- Education: Oregon State University American University
- Occupation: Executive
- Employer: Alaska Federation of Natives
- Parent(s): Toni Mallott Byron Mallott

= Benjamin Mallott =

Executive

Benjamin Mallott is an Indigenous American executive. He is the current president of the Alaska Federation of Natives (AFN).

== Early life and education ==
Mallott graduated from Juneau-Douglas High School. He then graduated from Oregon State University and acquired a master's degree from American University.

== Career ==
On October 1, 2024, Mallott became the president of the Alaska Federation of Natives, succeeding Julie Kitka.
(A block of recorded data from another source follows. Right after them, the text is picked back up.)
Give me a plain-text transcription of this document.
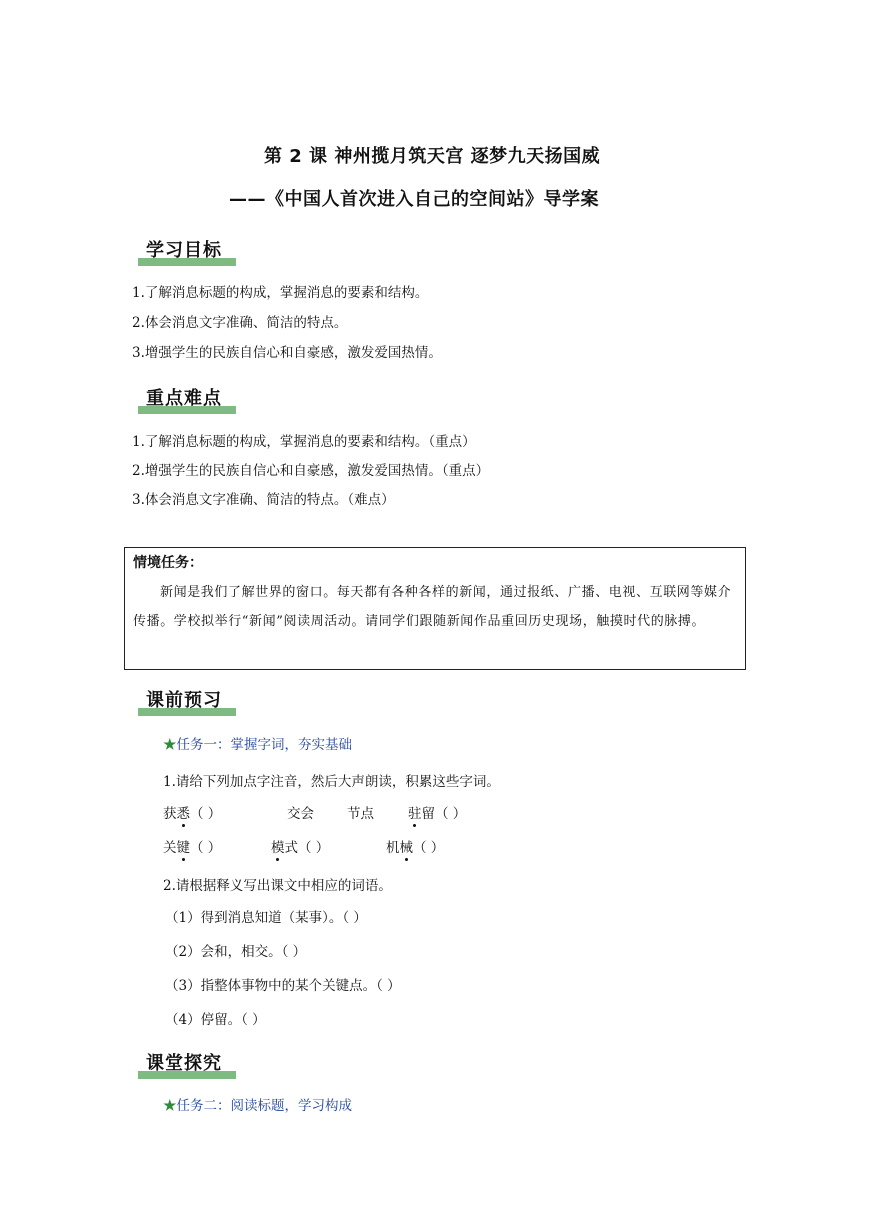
第 2 课 神州揽月筑天宫 逐梦九天扬国威
——《中国人首次进入自己的空间站》导学案
学习目标
1.了解消息标题的构成，掌握消息的要素和结构。
2.体会消息文字准确、简洁的特点。
3.增强学生的民族自信心和自豪感，激发爱国热情。
重点难点
1.了解消息标题的构成，掌握消息的要素和结构。（重点）
2.增强学生的民族自信心和自豪感，激发爱国热情。（重点）
3.体会消息文字准确、简洁的特点。（难点）
情境任务：
新闻是我们了解世界的窗口。每天都有各种各样的新闻，通过报纸、广播、电视、互联网等媒介传播。学校拟举行“新闻”阅读周活动。请同学们跟随新闻作品重回历史现场，触摸时代的脉搏。
课前预习
★任务一：掌握字词，夯实基础
1.请给下列加点字注音，然后大声朗读，积累这些字词。
获悉（ ）	交会 节点	驻留（ ）
关键（ ）	模式（ ）	机械（ ）
2.请根据释义写出课文中相应的词语。
（1）得到消息知道（某事）。（ ）
（2）会和，相交。（ ）
（3）指整体事物中的某个关键点。（ ）
（4）停留。（ ）
课堂探究
★任务二：阅读标题，学习构成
Previously, he had worked in the organization for 11 years as its Director of Communications, Special Assistant to the President, and Vice President of External Affairs, among other roles. He had also been a Legislative Assistant to Alaska senator Lisa Murkowski.

Mallott also serves on the board of the Alaska Native Heritage Center, the Baan O Yeel Kon Corporation, the Nature Conservancy Alaska, Northern Taiga Ventures, and the Alaska Humanities Forum.

== Personal life ==
Mallott is the son of Toni Mallott, a retired schoolteacher, and former Alaska Lieutenant Governor Byron Mallott, who had also once served as the AFN's president. His brother, Anthony Mallott, was formerly the president of Sealaska Corporation.